Effects of AX on the UVB-Induced Phosphorylation of p38/ERK/JNK/c-Jun/ATF-2 and on the UVB-Induced Protein Expression of c-Jun and c-Fos

We have already reported that AX distinctly abolishes the increased phosphorylation of p38 and ERK at 15 min post-irradiation in UVB-exposed HPKs when treated pre-irradiation [21]. On the other hand, the addition of AX immediately after UVB radiation does not abrogate the increased phosphorylation of the same signaling molecules at 15 min post-irradiation in UVB-exposed HPKs [21]. Similarly, when human HaCaT keratinocytes were exposed to UVB at a dose of 80 mJ/cm2, the pre- (data not shown) but not post-irradiation treatment with AX distinctly abolished the increased phosphorylation of p38, JNK and ERK at 15 min post-irradiation in UVB-exposed human HaCaT keratinocytes (Fig 5A), which resembles the effects observed for HPKs.
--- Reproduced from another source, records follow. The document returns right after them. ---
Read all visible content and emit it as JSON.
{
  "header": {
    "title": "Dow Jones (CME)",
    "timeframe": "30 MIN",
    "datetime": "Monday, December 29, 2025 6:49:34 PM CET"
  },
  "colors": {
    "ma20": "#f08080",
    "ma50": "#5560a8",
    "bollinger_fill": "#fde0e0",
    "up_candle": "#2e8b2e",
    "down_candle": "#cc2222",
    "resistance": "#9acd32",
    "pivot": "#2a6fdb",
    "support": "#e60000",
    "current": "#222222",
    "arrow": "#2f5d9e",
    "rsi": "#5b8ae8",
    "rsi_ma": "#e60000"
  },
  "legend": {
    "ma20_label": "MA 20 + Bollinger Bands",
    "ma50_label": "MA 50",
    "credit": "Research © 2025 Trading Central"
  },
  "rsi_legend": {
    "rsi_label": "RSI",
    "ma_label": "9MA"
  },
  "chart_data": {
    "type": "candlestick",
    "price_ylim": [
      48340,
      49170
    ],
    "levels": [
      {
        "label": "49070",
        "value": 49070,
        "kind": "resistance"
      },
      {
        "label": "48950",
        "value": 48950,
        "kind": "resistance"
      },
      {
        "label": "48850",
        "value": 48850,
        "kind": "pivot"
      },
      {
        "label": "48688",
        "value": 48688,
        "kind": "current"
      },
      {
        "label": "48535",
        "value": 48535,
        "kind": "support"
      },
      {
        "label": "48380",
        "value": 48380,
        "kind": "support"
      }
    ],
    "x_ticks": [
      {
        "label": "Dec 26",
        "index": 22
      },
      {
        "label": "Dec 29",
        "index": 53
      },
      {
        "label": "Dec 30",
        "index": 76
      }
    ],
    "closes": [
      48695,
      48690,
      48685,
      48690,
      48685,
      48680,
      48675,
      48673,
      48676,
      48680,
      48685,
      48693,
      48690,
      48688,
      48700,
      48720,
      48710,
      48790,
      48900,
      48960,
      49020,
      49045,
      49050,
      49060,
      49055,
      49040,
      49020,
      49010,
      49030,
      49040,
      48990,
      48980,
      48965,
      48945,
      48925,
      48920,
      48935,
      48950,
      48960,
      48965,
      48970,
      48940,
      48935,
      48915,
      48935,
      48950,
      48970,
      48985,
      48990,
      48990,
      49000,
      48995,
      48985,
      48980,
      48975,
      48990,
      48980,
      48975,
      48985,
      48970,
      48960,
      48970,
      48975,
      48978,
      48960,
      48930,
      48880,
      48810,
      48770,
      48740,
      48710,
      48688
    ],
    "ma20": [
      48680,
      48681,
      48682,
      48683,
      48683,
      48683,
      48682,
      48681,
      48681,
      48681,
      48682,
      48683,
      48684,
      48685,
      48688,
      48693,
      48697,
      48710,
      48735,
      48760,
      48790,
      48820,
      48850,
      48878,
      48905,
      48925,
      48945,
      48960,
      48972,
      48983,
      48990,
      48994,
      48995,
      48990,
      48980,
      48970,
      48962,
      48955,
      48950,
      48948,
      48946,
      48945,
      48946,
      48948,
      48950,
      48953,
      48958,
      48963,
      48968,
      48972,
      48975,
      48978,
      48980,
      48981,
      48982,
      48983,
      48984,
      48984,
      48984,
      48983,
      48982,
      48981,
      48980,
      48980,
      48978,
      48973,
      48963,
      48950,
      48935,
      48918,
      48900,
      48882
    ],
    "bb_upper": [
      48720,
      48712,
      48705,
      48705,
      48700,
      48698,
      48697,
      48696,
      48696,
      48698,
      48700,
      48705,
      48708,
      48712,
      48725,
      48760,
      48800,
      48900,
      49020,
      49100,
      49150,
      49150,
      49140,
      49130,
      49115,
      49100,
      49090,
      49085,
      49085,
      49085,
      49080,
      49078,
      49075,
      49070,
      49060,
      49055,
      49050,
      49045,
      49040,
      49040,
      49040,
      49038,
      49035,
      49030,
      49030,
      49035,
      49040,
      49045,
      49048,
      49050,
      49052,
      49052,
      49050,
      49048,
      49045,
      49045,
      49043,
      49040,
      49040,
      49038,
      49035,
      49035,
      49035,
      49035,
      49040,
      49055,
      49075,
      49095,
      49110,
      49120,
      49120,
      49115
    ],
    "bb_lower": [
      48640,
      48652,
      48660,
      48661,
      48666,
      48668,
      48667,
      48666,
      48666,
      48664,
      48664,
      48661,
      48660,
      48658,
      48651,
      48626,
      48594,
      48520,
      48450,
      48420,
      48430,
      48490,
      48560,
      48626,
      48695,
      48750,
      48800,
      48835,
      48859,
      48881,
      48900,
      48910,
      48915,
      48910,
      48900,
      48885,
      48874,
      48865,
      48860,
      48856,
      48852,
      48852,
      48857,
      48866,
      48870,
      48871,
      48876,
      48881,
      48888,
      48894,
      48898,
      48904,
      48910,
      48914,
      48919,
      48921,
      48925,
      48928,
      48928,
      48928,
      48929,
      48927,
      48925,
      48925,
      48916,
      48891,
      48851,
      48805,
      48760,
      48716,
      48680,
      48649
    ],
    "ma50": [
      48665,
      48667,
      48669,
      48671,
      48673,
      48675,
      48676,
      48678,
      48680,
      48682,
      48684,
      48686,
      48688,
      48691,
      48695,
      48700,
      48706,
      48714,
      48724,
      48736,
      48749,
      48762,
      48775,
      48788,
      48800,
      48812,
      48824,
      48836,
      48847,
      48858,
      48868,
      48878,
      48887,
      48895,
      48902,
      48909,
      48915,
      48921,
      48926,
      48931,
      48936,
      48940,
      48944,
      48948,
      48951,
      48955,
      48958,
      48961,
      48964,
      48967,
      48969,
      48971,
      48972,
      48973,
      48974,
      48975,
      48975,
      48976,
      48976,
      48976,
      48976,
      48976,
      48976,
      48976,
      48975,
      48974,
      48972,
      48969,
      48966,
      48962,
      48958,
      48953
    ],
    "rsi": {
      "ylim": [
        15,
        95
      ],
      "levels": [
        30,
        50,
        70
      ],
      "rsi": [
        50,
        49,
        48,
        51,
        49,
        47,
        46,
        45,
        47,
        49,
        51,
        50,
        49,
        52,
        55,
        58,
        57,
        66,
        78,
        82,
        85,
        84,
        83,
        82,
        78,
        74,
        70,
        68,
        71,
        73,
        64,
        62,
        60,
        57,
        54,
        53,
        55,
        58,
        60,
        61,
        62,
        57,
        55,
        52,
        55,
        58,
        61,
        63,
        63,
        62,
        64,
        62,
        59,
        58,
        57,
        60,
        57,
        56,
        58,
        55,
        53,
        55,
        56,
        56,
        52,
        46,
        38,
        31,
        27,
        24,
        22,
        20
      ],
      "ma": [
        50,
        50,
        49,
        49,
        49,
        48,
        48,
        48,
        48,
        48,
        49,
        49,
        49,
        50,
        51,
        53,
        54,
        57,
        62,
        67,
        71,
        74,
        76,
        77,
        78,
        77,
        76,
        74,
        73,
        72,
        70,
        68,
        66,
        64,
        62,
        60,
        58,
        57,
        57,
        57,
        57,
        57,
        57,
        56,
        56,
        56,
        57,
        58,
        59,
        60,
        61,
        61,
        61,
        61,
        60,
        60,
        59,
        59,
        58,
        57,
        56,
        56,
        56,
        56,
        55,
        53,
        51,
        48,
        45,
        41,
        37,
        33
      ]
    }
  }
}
Similarly, while the Ser73 or Ser71 phosphorylations of c-Jun or ATF-2 and the protein expression of c-Fos/c-Jun were markedly increased in UVB-exposed HPKs or human HaCaT keratinocytes at 0.5 and 3 h post-irradiation, respectively, the significant increase of Ser73 or Ser71 phosphorylation of c-Jun or ATF-2 and the increased protein expression of c-Fos/c-Jun were not abrogated by the post-irradiation treatment with AX at 0.5–3 h and 3–12 h post-irradiation, respectively (Figs 5B, 6 and 7).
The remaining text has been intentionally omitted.